[ 
https://issues.apache.org/jira/browse/RATIS-2278?page=com.atlassian.jira.plugin.system.issuetabpanels:comment-tabpanel&focusedCommentId=17943878#comment-17943878
 ] 

Xinhao GU edited comment on RATIS-2278 at 4/13/25 4:33 AM:
-----------------------------------------------------------

Hi, [~szetszwo]. 
Leader sends two appendEntries requests to follower in a row.  For the first 
appendEntries request, the index range is {*}[104,114]{*}. While for the second 
appendEntries request, the index range is {*}[105,115]{*}. Normally, the index 
in the second appendEntries request should start at 115, but why start at 105? 
This is because before the leader constructing the second appendEntries 
request, the reply to previous requests returned by the follower is 
'INCONSISTENCY', causing the leader to update the nextIndex to {*}105{*}. 
!output.png!


was (Author: JIRAUSER308993):
Hi, [~szetszwo]. 
Leader sends two appendEntries requests to follower in a row.  For the first 
appendEntries request, the index range is {*}[104,114]{*}. While for the second 
appendEntries request, the index range is {*}[105,115]{*}. Normally, the index 
in the second appendEntries request should start at 115, but why start at 105? 
This is before the leader constructing the second appendEntries request, the 
reply to previous requests returned by the follower is 'INCONSISTENCY', causing 
the leader to update the nextIndex to {*}105{*}. 
!output.png!

> Follower Fails to Append Entries Due to Index Validation Race Condition in 
> NavigableIndices
> -------------------------------------------------------------------------------------------
>
>                 Key: RATIS-2278
>                 URL: https://issues.apache.org/jira/browse/RATIS-2278
>             Project: Ratis
>          Issue Type: Bug
>          Components: Leader
>            Reporter: Xinhao GU
>            Assignee: Xinhao GU
>            Priority: Major
>             Fix For: 3.2.0
>
>         Attachments: image-2025-04-06-22-56-34-207.png, 
> image-2025-04-12-21-39-10-485.png, image.png, output.png
>
>          Time Spent: 40m
>  Remaining Estimate: 0h
>
> h2. *Problem Description*
> When a follower receives overlapping {{appendEntries}} requests from the 
> leader, it may throw an {{IllegalStateException}} during log index 
> validation.
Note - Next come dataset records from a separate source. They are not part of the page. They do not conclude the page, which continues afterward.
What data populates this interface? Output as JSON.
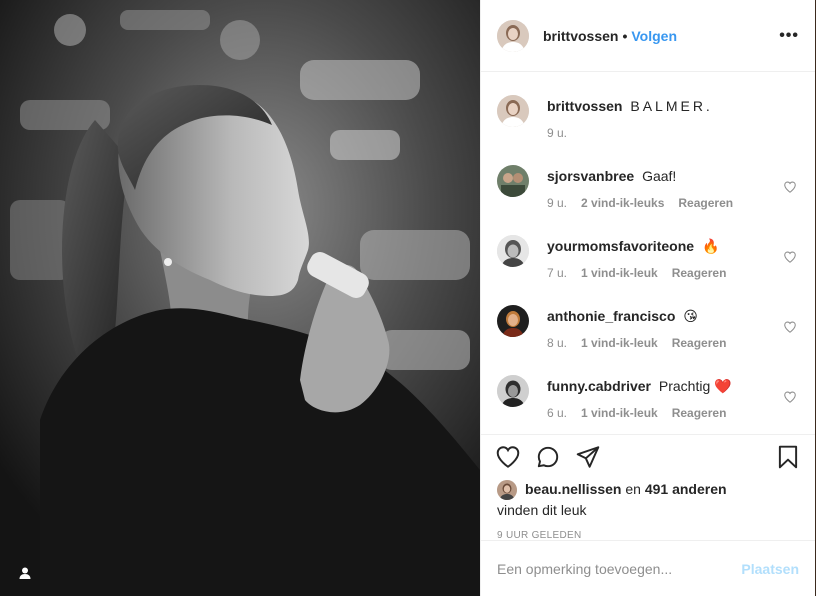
{
  "post": {
    "author": "brittvossen",
    "separator": "•",
    "follow_label": "Volgen",
    "more_label": "•••"
  },
  "caption": {
    "user": "brittvossen",
    "text": "BALMER.",
    "time": "9 u."
  },
  "comments": [
    {
      "user": "sjorsvanbree",
      "text": "Gaaf!",
      "time": "9 u.",
      "likes": "2 vind-ik-leuks",
      "reply": "Reageren"
    },
    {
      "user": "yourmomsfavoriteone",
      "text": "🔥",
      "time": "7 u.",
      "likes": "1 vind-ik-leuk",
      "reply": "Reageren"
    },
    {
      "user": "anthonie_francisco",
      "text": "😘",
      "time": "8 u.",
      "likes": "1 vind-ik-leuk",
      "reply": "Reageren"
    },
    {
      "user": "funny.cabdriver",
      "text": "Prachtig ❤️",
      "time": "6 u.",
      "likes": "1 vind-ik-leuk",
      "reply": "Reageren"
    }
  ],
  "likes": {
    "user": "beau.nellissen",
    "joiner": "en",
    "others": "491 anderen",
    "suffix": "vinden dit leuk"
  },
  "timestamp": "9 UUR GELEDEN",
  "add_comment": {
    "placeholder": "Een opmerking toevoegen...",
    "post_label": "Plaatsen"
  },
  "icons": {
    "tag": "user-tag-icon",
    "like": "heart-icon",
    "comment": "comment-bubble-icon",
    "share": "paper-plane-icon",
    "save": "bookmark-icon",
    "comment_like": "heart-outline-icon"
  },
  "colors": {
    "follow": "#3897f0",
    "post_disabled": "#b2dffc",
    "meta": "#8e8e8e",
    "text": "#262626"
  }
}
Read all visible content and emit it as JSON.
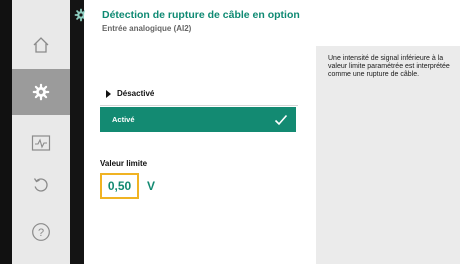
{
  "nav": {
    "items": [
      {
        "icon": "home-icon",
        "active": false
      },
      {
        "icon": "settings-gear-icon",
        "active": true
      },
      {
        "icon": "diagnostics-monitor-icon",
        "active": false
      },
      {
        "icon": "restore-undo-icon",
        "active": false
      },
      {
        "icon": "help-icon",
        "active": false
      }
    ]
  },
  "header": {
    "title": "Détection de rupture de câble en option",
    "subtitle": "Entrée analogique (AI2)"
  },
  "options": {
    "off_label": "Désactivé",
    "on_label": "Activé",
    "selected": "Activé"
  },
  "limit": {
    "label": "Valeur limite",
    "value": "0,50",
    "unit": "V"
  },
  "info": {
    "text": "Une intensité de signal inférieure à la valeur limite paramétrée est interprétée comme une rupture de câble."
  },
  "colors": {
    "accent": "#138a72",
    "highlight": "#f0b323",
    "sidebar_active": "#9b9b9b"
  }
}
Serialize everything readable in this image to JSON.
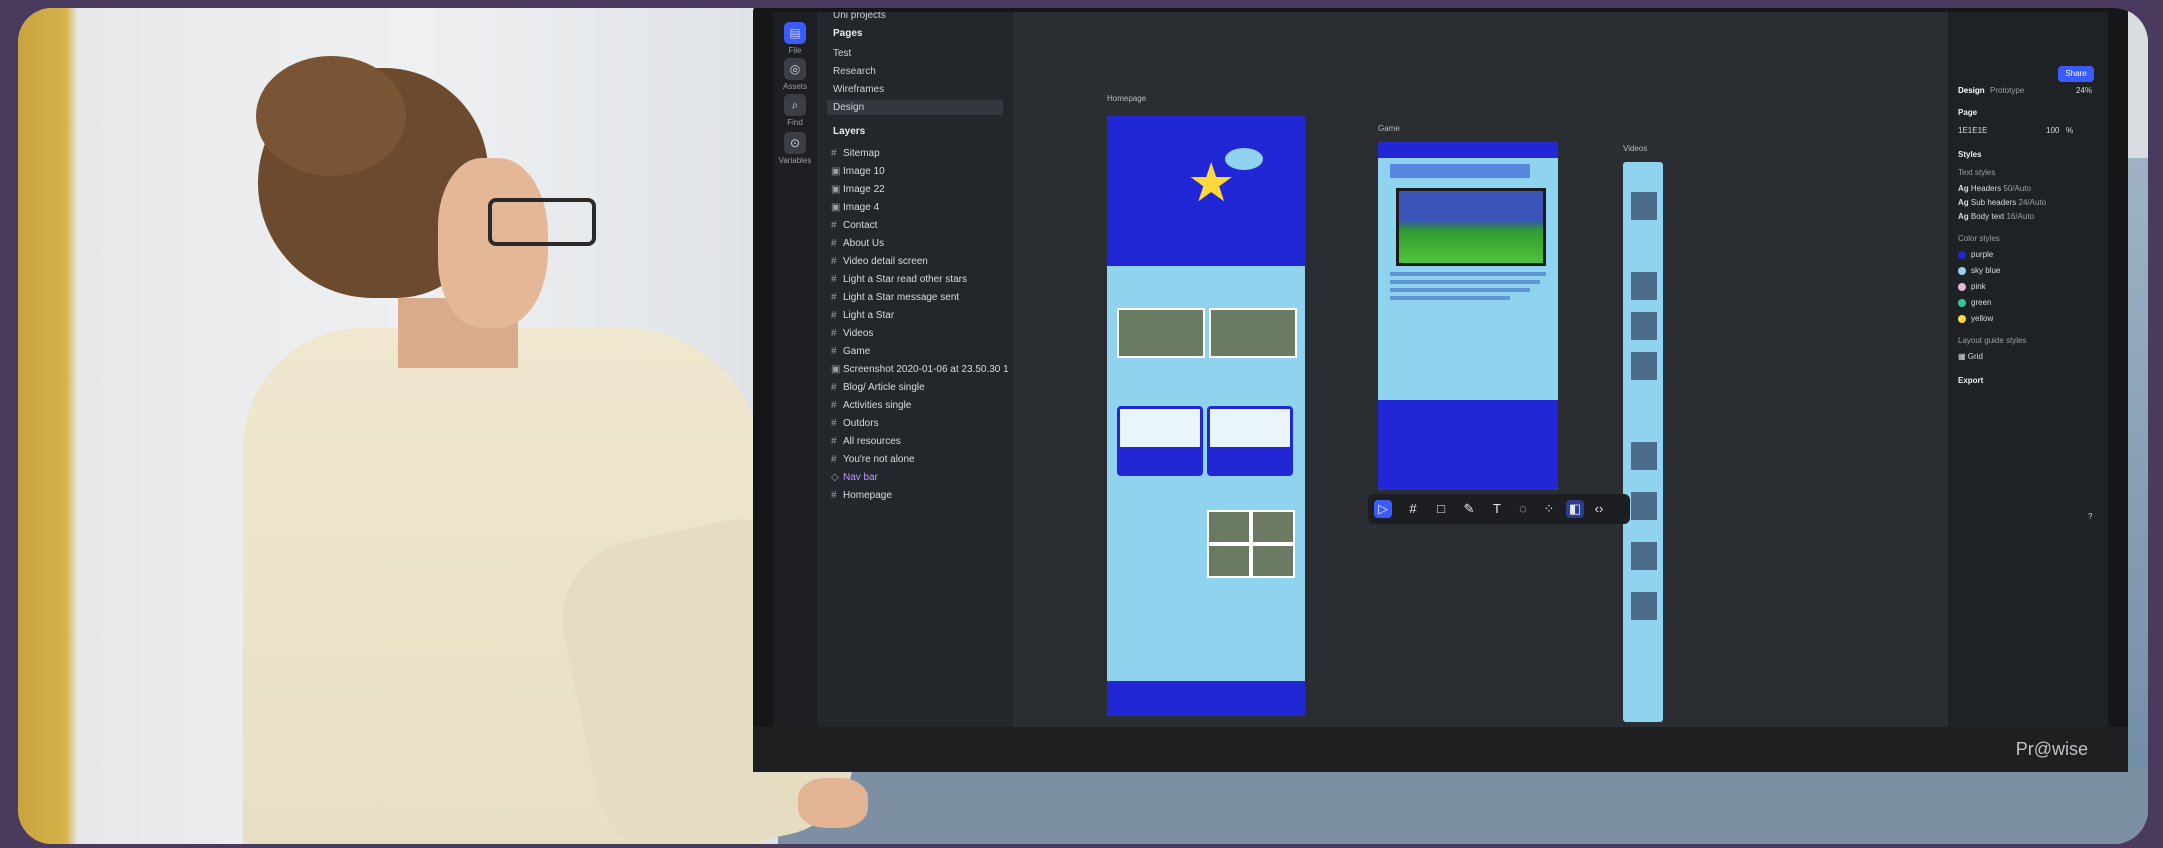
{
  "monitor_brand": "Pr@wise",
  "app": {
    "rail": [
      {
        "label": "File",
        "icon": "file-icon"
      },
      {
        "label": "Assets",
        "icon": "assets-icon"
      },
      {
        "label": "Find",
        "icon": "search-icon"
      },
      {
        "label": "Variables",
        "icon": "variables-icon"
      }
    ],
    "project": "Uni projects",
    "pages_header": "Pages",
    "pages": [
      "Test",
      "Research",
      "Wireframes",
      "Design"
    ],
    "selected_page": "Design",
    "layers_header": "Layers",
    "layers": [
      "Sitemap",
      "Image 10",
      "Image 22",
      "Image 4",
      "Contact",
      "About Us",
      "Video detail screen",
      "Light a Star read other stars",
      "Light a Star message sent",
      "Light a Star",
      "Videos",
      "Game",
      "Screenshot 2020-01-06 at 23.50.30 1",
      "Blog/ Article single",
      "Activities single",
      "Outdors",
      "All resources",
      "You're not alone",
      "Nav bar",
      "Homepage"
    ],
    "frame_labels": {
      "homepage": "Homepage",
      "game": "Game",
      "videos": "Videos"
    },
    "props": {
      "tabs": [
        "Design",
        "Prototype"
      ],
      "share": "Share",
      "zoom": "24%",
      "page_label": "Page",
      "page_color": "1E1E1E",
      "page_opacity": "100",
      "page_percent": "%",
      "styles": "Styles",
      "text_styles": "Text styles",
      "text_items": [
        {
          "name": "Headers",
          "spec": "50/Auto"
        },
        {
          "name": "Sub headers",
          "spec": "24/Auto"
        },
        {
          "name": "Body text",
          "spec": "16/Auto"
        }
      ],
      "color_styles": "Color styles",
      "colors": [
        {
          "name": "purple",
          "hex": "#2227d6"
        },
        {
          "name": "sky blue",
          "hex": "#8fd3ee"
        },
        {
          "name": "pink",
          "hex": "#e9b6d9"
        },
        {
          "name": "green",
          "hex": "#35c6a0"
        },
        {
          "name": "yellow",
          "hex": "#ffd93b"
        }
      ],
      "layout_grid": "Layout guide styles",
      "grid": "Grid",
      "export": "Export",
      "help": "?"
    }
  }
}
Specifically, the {{NavigableIndices}} class fails to handle 
> concurrent log appends properly, causing the follower to incorrectly reject 
> valid entries with an "index mismatch" error.
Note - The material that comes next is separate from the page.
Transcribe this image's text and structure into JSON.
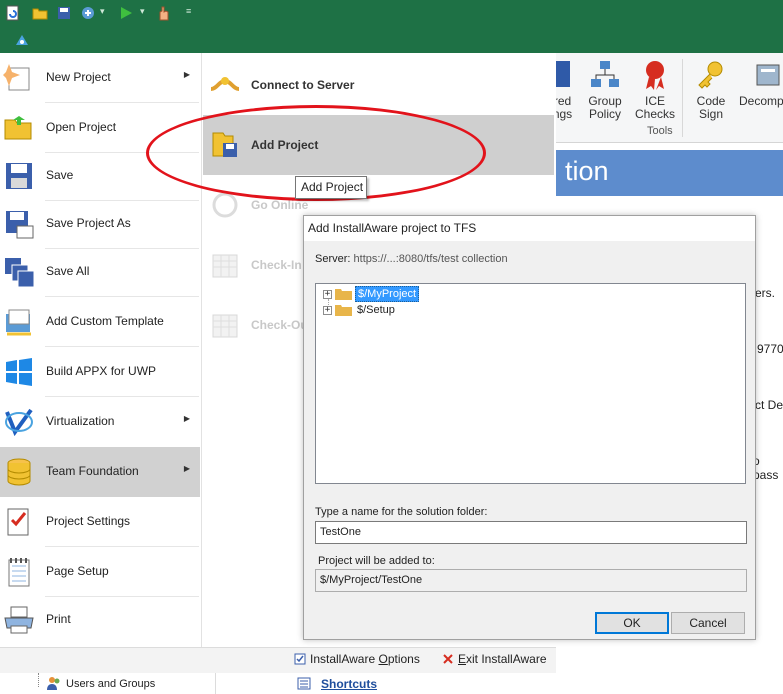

> h2. *Steps to Reproduce*
>  # {*}Cluster Setup{*}: Deploy a Raft group with at least 1 leader and 2 
> followers.
>  # {*}High Concurrency Scenario{*}: Trigger frequent {{appendEntries}} 
> requests from the leader to a follower.
>  # {*}Overlapping Requests{*}: Ensure two threads ({{{}thread-1{}}} and 
> {{{}thread-2{}}}) process {{appendEntries}} requests simultaneously:
>  ** {{thread-1}} appends logs with indices {{16093–16185}} and enters 
> {{state.getLog().append()}} but hasn’t invoked {{{}removeExisting(){}}}.
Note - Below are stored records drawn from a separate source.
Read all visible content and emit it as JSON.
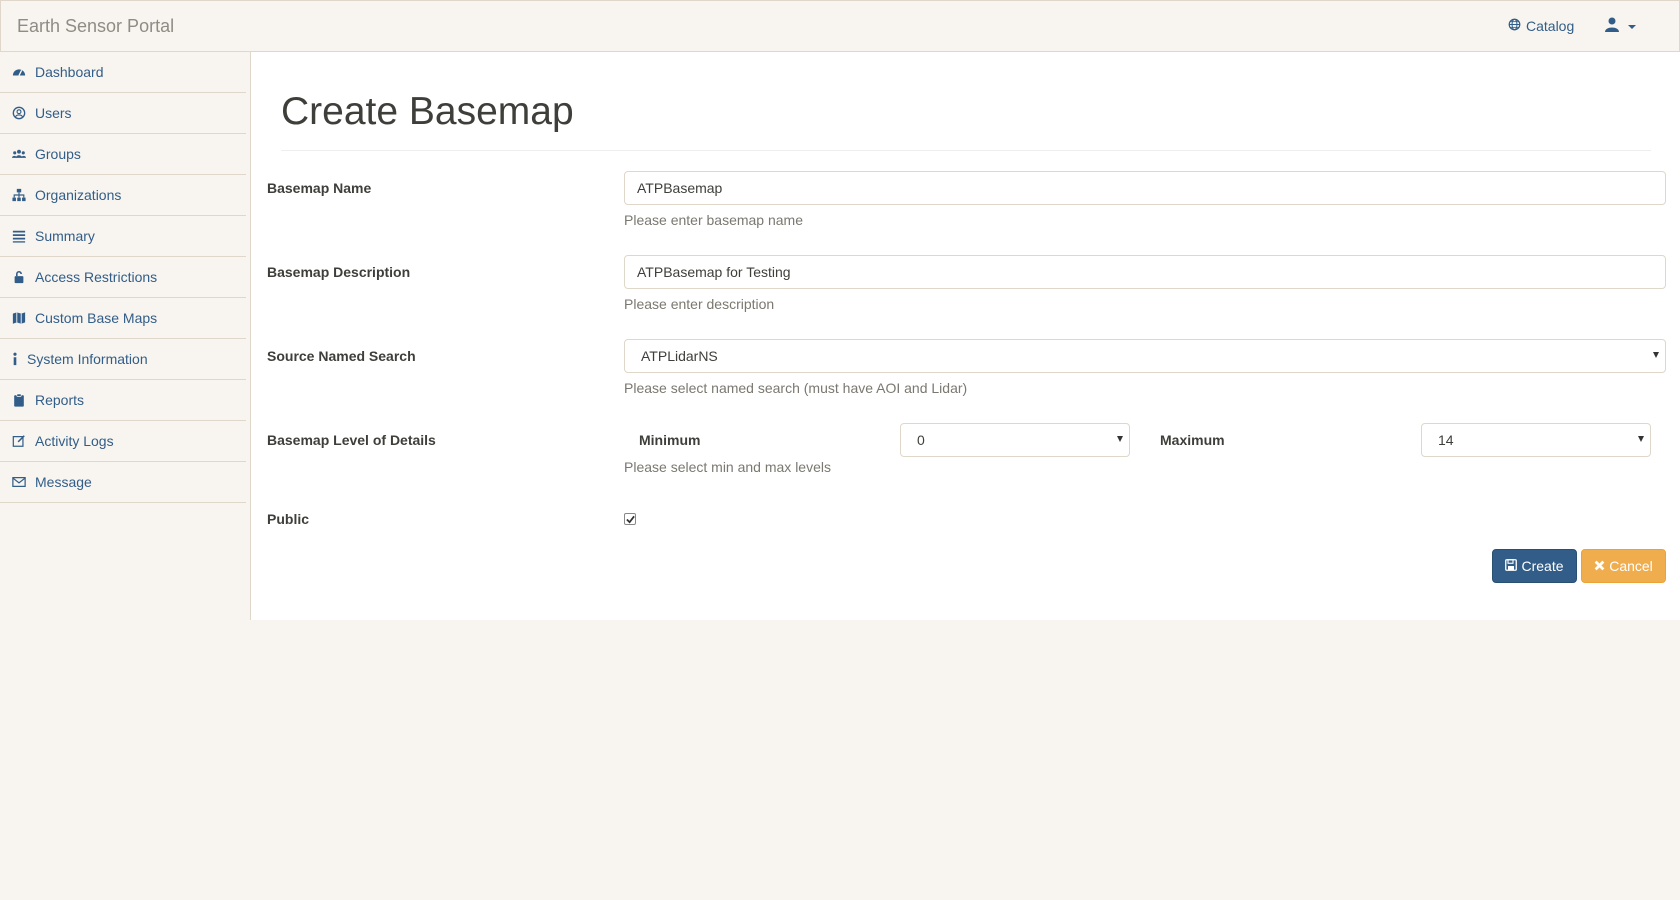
{
  "app": {
    "title": "Earth Sensor Portal"
  },
  "header": {
    "catalog_label": "Catalog",
    "user_icon": "user-icon"
  },
  "sidebar": {
    "items": [
      {
        "label": "Dashboard",
        "icon": "dashboard-icon"
      },
      {
        "label": "Users",
        "icon": "user-circle-icon"
      },
      {
        "label": "Groups",
        "icon": "groups-icon"
      },
      {
        "label": "Organizations",
        "icon": "sitemap-icon"
      },
      {
        "label": "Summary",
        "icon": "list-icon"
      },
      {
        "label": "Access Restrictions",
        "icon": "unlock-icon"
      },
      {
        "label": "Custom Base Maps",
        "icon": "map-icon"
      },
      {
        "label": "System Information",
        "icon": "info-icon"
      },
      {
        "label": "Reports",
        "icon": "clipboard-icon"
      },
      {
        "label": "Activity Logs",
        "icon": "edit-icon"
      },
      {
        "label": "Message",
        "icon": "envelope-icon"
      }
    ]
  },
  "page": {
    "title": "Create Basemap"
  },
  "form": {
    "name": {
      "label": "Basemap Name",
      "value": "ATPBasemap",
      "help": "Please enter basemap name"
    },
    "description": {
      "label": "Basemap Description",
      "value": "ATPBasemap for Testing",
      "help": "Please enter description"
    },
    "source": {
      "label": "Source Named Search",
      "value": "ATPLidarNS",
      "help": "Please select named search (must have AOI and Lidar)"
    },
    "lod": {
      "label": "Basemap Level of Details",
      "min_label": "Minimum",
      "min_value": "0",
      "max_label": "Maximum",
      "max_value": "14",
      "help": "Please select min and max levels"
    },
    "public": {
      "label": "Public",
      "checked": true
    },
    "create_label": "Create",
    "cancel_label": "Cancel"
  },
  "colors": {
    "primary": "#325d88",
    "warning": "#f0ad4e",
    "background": "#f8f5f0",
    "border": "#dfd7ca"
  }
}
>  ** {{thread-2}} attempts to append logs starting at index {{16093}} (from a 
> new request) while {{thread-1}} is still processing.
>  # {*}Validation Failure{*}: The {{NavigableIndices.append()}} method detects 
> a gap between {{{}thread-1{}}}'s last index ({{{}16185{}}}) and 
> {{{}thread-2{}}}'s start index ({{{}16093{}}}), throwing an error.
> h2. *Expected Behavior*
> Concurrent {{appendEntries}} requests should be serialized or validated 
> atomically to prevent index gaps. Followers should accept logs as long as 
> they pass the initial {{ConsecutiveIndices.convert()}} check.
> h2. *Actual Behavior*
>  
> {code:java}
> 2025-03-04 05:44:14,946 [7-server-thread2] ERROR 
> o.a.r.s.i.RaftServerImpl:1488 - 7@group-000200000000: Failed appendEntries 
> 8->7#73-t49,previous=(t:3, i:16092),leaderCommit=16184,initializing? 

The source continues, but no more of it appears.